An Analysis of Resident Generated On-Shift Evidence Based Medicine Questions
- Cervantes, Estelle;
- Shobba, Phillip;
- Kudrimoti, Shreyas;
- Albers, Jacob;
- Brown, Jeffrey;
- Kaul, Kashyap;
- Spinosi, William;
- Varadhan, Ajay;
- Zackary, Joseph;
- Kane, Bryan
- et al.
Learning Objective: Using previously validated methodology, to analyze the EBM content of clinical questions generated by EM residents while on shift.
Background: Evidence Based Medicine (EBM) skills allow EM physicians to obtain new information while on shift. There is little documentation EM resident clinical questioning skills.
Objective: Using previously validated methodology, to analyze the EBM content of clinical questions generated by EM residents while on shift.

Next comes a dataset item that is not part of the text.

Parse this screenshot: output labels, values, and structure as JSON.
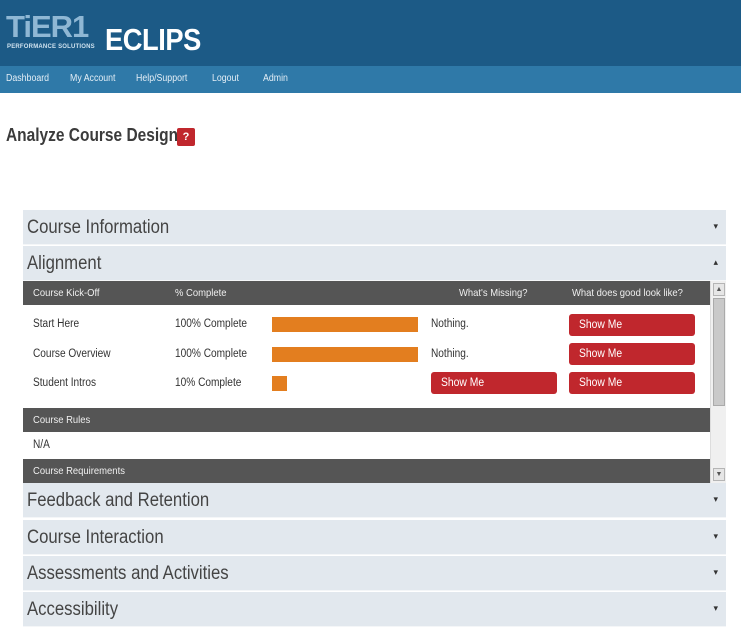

Methods: With IRB approval, residents (PGY 1-4) were required to submit logs of on-shift EBM activity in the program’s procedure software system New InnovationsTM. The logs are a convenience sample, with an N of 3-5 per 28-day EM rotation. The logs include a patient description, clinical question, search strategy, information found, and subsequent application. The questions were analyzed through the lens of Patient-Intervention-Comparison-Outcome (PICO) using a rubric previously described by Ramos et al, BMJ, 2003. Anchor words/phrases were established for each of the PICO elements, with exemplars in Table 1. Data was analyzed descriptively.
Results: From 6/2013 until 5/2020, 10,450 discrete completed logs were identified for inclusion. A total of 49 were excluded (45 logs because they were intentionally left blank or only contained a punctuation mark and 4 were exact copies of the previous log) leaving 10,401 for analysis. These were submitted by 143 residents, of which 51 were female (35.7%). Table 2 demonstrates analysis of the questions via the PICO framework using the Fresno rubric. The average score each of the 4 PICO categories for all logs was 1.20. When excluding zero scores the average was 2.33.

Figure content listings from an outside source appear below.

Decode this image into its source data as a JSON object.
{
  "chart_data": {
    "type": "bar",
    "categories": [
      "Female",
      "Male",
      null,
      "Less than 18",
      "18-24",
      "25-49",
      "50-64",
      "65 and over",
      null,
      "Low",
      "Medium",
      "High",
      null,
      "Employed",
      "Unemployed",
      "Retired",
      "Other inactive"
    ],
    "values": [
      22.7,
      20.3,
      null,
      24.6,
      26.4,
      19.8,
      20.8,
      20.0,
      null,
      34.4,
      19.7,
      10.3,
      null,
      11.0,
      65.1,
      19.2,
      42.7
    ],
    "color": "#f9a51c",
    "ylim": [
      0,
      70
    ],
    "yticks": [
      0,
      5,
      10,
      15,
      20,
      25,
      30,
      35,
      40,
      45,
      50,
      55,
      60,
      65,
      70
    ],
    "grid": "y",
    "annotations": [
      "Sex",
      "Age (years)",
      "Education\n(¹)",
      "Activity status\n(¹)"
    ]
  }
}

Conclusions: In this single site cohort, resident description of P was most detailed, followed by I. C was the most excluded clinical question element. Having more patient oriented O would strengthen that category. When residents include a PICO category in clinical questions, their ability to do so appears strong, so educational interventions to encourage the use of all 4 PICO elements may yield the most improvement.